Un acuerdo podría consistir en la
sustitución de Nicolás Maduro por un nuevo vicepresidente ejecutivo, nombrado
por el Partido Socialista y aceptado, al menos, por algunas otras fuerzas
políticas, pero, para ello, se requerirían negociaciones sensatas y leales, las
cuales han sido rechazadas de antemano por el ahora candidato a usurpador y por
su patrocinador, el inquilino de la Casa Blanca.
No existe nada en el discurso y los
actos de la coalición extranjera encabezada por Estados Unidos que no sea la
exigencia de un golpe militar que derroque a Nicolás Maduro e imponga a un tal
Juan Guaidó.
¿Un gobierno impuesto por Estados
Unidos con el uso de las bayonetas venezolanas, que serían traidoras por
definición, tendría algún futuro en la Venezuela de nuestros días? ¿Luego del
derrocamiento del gobierno de Maduro y, necesariamente, del Tribunal Supremo de
Justicia, podría realizarse en los siguientes 30 días (Art. 233 constitucional)

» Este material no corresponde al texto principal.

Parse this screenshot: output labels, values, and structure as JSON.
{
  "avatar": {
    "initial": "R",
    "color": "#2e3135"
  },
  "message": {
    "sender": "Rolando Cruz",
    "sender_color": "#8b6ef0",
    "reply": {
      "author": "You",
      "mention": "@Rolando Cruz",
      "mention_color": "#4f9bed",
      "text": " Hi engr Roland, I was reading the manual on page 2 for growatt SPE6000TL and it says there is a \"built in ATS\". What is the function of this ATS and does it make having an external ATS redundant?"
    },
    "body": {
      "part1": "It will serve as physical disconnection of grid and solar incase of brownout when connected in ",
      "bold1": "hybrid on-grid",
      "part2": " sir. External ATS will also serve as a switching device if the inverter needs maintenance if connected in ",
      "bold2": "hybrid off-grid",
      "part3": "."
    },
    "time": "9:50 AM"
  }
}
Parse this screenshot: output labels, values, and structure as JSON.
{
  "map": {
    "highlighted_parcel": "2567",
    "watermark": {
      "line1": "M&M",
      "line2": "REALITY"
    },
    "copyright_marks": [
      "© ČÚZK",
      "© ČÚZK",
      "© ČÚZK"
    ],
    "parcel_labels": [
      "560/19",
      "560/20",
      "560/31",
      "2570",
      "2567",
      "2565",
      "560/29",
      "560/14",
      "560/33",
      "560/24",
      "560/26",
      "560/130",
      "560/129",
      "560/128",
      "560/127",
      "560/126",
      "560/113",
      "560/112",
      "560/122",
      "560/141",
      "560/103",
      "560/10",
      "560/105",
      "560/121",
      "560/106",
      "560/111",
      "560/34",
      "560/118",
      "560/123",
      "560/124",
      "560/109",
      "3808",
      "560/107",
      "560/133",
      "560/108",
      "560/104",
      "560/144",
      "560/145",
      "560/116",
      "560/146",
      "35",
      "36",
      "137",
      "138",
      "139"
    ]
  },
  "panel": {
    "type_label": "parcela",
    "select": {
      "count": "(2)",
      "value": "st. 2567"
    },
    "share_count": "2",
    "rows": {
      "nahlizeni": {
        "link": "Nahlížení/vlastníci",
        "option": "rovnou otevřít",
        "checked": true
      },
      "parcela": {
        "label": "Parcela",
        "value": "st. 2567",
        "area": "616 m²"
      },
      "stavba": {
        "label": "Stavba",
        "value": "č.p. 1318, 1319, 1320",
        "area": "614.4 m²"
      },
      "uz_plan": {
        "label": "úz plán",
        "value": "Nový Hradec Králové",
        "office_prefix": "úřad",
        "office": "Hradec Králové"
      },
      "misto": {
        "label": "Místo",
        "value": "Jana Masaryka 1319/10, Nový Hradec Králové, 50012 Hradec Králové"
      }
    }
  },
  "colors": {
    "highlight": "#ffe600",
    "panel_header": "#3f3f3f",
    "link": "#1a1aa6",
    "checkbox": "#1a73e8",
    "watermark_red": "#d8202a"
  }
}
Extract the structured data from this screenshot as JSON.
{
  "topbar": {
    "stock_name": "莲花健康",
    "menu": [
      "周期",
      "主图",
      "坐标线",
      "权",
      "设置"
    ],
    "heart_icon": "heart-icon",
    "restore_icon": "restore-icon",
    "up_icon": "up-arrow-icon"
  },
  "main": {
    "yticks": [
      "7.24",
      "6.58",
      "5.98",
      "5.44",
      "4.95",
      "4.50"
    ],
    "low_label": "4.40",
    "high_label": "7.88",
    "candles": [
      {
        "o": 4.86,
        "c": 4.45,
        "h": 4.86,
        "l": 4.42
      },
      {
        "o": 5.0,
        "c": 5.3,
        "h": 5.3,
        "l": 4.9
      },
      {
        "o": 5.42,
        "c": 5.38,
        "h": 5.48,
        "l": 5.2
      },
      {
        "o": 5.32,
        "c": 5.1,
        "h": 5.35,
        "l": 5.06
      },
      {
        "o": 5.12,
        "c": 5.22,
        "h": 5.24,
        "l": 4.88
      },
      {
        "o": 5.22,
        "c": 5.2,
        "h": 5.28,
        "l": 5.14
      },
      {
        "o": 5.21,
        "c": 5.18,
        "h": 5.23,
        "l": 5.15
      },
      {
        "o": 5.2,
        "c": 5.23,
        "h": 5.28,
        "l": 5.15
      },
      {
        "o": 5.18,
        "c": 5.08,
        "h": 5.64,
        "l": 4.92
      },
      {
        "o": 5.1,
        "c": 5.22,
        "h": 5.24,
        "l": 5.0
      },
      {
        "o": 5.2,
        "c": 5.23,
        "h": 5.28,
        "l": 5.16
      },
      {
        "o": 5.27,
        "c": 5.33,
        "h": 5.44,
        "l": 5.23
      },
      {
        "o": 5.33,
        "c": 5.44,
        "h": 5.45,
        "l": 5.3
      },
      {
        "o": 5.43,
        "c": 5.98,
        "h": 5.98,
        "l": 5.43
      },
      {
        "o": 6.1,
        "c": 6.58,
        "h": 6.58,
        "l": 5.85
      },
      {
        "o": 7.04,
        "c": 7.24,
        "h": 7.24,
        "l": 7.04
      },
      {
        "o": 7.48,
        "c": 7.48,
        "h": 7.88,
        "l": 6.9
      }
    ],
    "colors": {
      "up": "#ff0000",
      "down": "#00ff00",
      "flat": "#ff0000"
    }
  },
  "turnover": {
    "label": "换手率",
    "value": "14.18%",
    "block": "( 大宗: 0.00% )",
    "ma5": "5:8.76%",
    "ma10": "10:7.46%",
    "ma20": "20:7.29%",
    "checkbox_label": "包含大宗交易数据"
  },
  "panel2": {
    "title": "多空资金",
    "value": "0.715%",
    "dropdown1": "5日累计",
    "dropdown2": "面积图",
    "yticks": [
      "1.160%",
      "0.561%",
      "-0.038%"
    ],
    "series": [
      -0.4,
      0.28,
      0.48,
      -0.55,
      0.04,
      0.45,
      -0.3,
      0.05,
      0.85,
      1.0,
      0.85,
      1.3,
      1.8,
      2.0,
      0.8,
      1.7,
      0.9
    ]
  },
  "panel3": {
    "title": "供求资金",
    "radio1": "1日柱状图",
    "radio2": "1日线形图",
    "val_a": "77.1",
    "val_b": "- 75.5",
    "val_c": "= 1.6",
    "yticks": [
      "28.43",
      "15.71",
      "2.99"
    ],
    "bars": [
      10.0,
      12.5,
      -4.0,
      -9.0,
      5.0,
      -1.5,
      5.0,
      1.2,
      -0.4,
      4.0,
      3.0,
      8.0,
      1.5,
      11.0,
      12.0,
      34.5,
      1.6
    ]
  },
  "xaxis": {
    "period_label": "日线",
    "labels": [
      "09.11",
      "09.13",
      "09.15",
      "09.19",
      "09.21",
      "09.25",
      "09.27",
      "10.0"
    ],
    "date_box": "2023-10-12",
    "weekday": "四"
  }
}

una nueva elección bajo condiciones de normalidad y con un encargado del poder
impuesto desde la Casa Blanca?
¿Quiénes, en México, quieren llevar
al gobierno de nuestro país a ubicarse en un plano contrario a la Constitución
para convertir, por vez primera, al Estado mexicano en potencia extranjera
interventora, aunque no tuviera que enviar tropas? Que levanten la mano bien en
alto para poderlos ver.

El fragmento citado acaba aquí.